El viejo Juan se ha muerto cuando iba a cumplir 98 años, un joven de esa edad que siempre fue capaz de hablarle de tú a la realeza y tratarle de usted a la conciencia.
Porque sí algo tenía este hombre era educación y esa elegancia decimonónica de un liberal en tierra comprometida. Juan le cantaba las verdades al barquero y se reía hacia fuera cuando su risa era capaz de alegrar la concurrencia. Cuando no, era un carraspeo debajo del bigote y aquellos ojos pequeños le brillaban con el carbón del ideal que siempre ardía.
Satrústegui fue anarquista enrolado a la fuerza en las tropas de Franco, socialista después, para sobrevivir en dignidades que no eran costumbre en estas tierras. Fue cronista, la voz y la gaceta, un hombre de chiquitos y grande en los abrazos. Tan grande que tuvo que subrayarse la sonrisa dos veces. Una debajo del bigote hecho paréntesis y otra tras la boina ladeada, bien plantada y serena; capaz de hacerle sombra a las mentiras.
Fue pintor y amigo de pintarle la cara a quien mintiera, poeta de brocha gorda porque su rima fue siempre la de Estella y sus piedras, porque para detalles él tenía amistades que elegía y quería.
Por eso fue mi amigo y le quería. Tenía un año más que mi padre, el mismo ideal irreverente. Era capaz de regalarle un cuadro a ese mendigo que decía a escondidas que «pa pintar así …» pues te lo quedas. Eso lo vi yo en la casa de cultura, donde me daba la paga algún domingo.

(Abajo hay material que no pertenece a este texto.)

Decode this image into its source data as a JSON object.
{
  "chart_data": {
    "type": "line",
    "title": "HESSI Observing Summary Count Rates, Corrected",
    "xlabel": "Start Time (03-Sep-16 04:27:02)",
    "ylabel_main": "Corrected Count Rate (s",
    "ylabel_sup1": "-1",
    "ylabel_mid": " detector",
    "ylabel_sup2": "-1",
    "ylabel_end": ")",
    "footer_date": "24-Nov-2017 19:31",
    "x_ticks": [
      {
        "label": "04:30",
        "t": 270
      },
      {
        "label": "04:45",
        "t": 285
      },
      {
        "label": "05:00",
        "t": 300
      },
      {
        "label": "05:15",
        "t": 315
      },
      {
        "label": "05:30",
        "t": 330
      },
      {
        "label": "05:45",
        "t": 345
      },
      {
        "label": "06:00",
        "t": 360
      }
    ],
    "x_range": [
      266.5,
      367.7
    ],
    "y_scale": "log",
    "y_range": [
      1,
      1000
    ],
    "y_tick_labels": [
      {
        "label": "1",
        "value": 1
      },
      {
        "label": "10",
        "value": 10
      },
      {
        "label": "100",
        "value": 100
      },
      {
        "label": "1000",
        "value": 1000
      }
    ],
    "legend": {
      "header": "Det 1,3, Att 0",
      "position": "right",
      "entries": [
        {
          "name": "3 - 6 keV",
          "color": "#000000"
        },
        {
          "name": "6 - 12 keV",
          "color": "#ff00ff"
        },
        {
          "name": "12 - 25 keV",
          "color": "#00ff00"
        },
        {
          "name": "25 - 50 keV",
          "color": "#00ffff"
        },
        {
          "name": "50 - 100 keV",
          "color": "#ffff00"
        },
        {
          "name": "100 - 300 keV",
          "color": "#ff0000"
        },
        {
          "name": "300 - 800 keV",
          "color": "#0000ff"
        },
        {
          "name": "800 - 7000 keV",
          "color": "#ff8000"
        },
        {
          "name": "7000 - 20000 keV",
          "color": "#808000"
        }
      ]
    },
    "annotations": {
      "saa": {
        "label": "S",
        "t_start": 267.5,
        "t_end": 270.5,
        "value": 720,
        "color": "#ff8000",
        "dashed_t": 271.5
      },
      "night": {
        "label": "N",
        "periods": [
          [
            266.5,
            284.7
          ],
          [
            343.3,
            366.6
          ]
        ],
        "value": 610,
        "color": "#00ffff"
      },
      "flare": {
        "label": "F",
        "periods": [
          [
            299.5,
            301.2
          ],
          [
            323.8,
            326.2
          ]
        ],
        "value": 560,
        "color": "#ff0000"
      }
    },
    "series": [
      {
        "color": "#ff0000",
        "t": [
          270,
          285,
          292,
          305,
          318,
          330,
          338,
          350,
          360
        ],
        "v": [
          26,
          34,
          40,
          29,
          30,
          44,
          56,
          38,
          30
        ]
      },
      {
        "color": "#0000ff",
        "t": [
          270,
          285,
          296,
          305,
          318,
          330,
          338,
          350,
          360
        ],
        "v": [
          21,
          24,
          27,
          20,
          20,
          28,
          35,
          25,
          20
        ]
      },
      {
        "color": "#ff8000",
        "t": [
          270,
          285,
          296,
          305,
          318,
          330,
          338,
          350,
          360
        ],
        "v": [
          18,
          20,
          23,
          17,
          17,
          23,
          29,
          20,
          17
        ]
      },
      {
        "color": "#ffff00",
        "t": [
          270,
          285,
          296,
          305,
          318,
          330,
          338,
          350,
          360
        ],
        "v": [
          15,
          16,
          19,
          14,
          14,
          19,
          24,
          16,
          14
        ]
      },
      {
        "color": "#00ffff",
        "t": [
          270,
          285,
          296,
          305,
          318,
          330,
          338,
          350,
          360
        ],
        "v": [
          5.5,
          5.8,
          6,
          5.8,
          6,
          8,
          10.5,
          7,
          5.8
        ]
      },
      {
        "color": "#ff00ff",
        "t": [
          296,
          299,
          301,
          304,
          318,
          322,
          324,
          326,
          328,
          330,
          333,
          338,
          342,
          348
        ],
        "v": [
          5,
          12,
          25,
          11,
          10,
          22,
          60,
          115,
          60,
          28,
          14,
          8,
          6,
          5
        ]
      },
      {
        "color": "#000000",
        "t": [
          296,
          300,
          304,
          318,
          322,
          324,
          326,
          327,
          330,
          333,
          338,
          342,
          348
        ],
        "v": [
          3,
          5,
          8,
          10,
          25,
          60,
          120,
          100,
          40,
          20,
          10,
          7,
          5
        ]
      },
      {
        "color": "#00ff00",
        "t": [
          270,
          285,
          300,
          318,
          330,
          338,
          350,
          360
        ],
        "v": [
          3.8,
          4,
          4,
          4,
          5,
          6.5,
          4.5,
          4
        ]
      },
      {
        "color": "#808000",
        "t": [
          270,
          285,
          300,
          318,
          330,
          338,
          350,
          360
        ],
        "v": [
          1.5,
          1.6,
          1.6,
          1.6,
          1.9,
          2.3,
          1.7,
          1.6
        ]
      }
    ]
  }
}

Luego con los años me venía a la radio a saludar: «El saludo del viejo Juan» y decía lo que le daba la gana porque ya tenía esa edad en la que todo importa menos las consecuencias.
Recuerdo que una noche de viernes nos echaron a los dos del Trovador, no era de noche que era madrugada. No pagamos la entrada. Saludamos corteses al portero y nada más bajar las escaleras, a la izquierda, siempre a la izquierda, derechos a la barra: yo mi cerveza de siempre, él su rosado bien frío.
Y dice el camarero sorprendido:
-No hay rosado.
-Clarete?
-No es lo mismo?
Me mira, se atusa gravemente la boina y sin mirarme me dice:
-Vámonos.
y que nos fuimos, las tres de la mañana y a casa sin la espuela.
«Es que si no hay rosado no hay nada. !Ni vergüenza!
A dónde vamos a parar!
Y tenía razón, porque el cariño estaba en los detalles.
De entre las cosas escritas que le guardo a Capirucho nos cuenta en uno de sus primero libros, y ya termino:
«A la hora de lidiar, los toreros lanzan su brindis dirigiéndose a una persona escogida, bien una amistad, un personaje, una bella mujer o al público en general. Esta dedicatoria, este brindis, lo dirijo a toda persona que ama a todo y todos, sin fronteras, ni límites, ni colores; a todos los que se sacrifican por los demás sin ánimo de lucro y a cuantos, movidos por un ideal, son capaces de sufrir las mil fatigas, como aquellos viejos peregrinos que impulsados por la fe, convergían en la Ruta Jacobea haciendo del sendero el Camino de Europa.»
Juan Satrústegui descansa convencido y querido.
Te echábamos de menos hace un tiempo, amigo, buen amigo.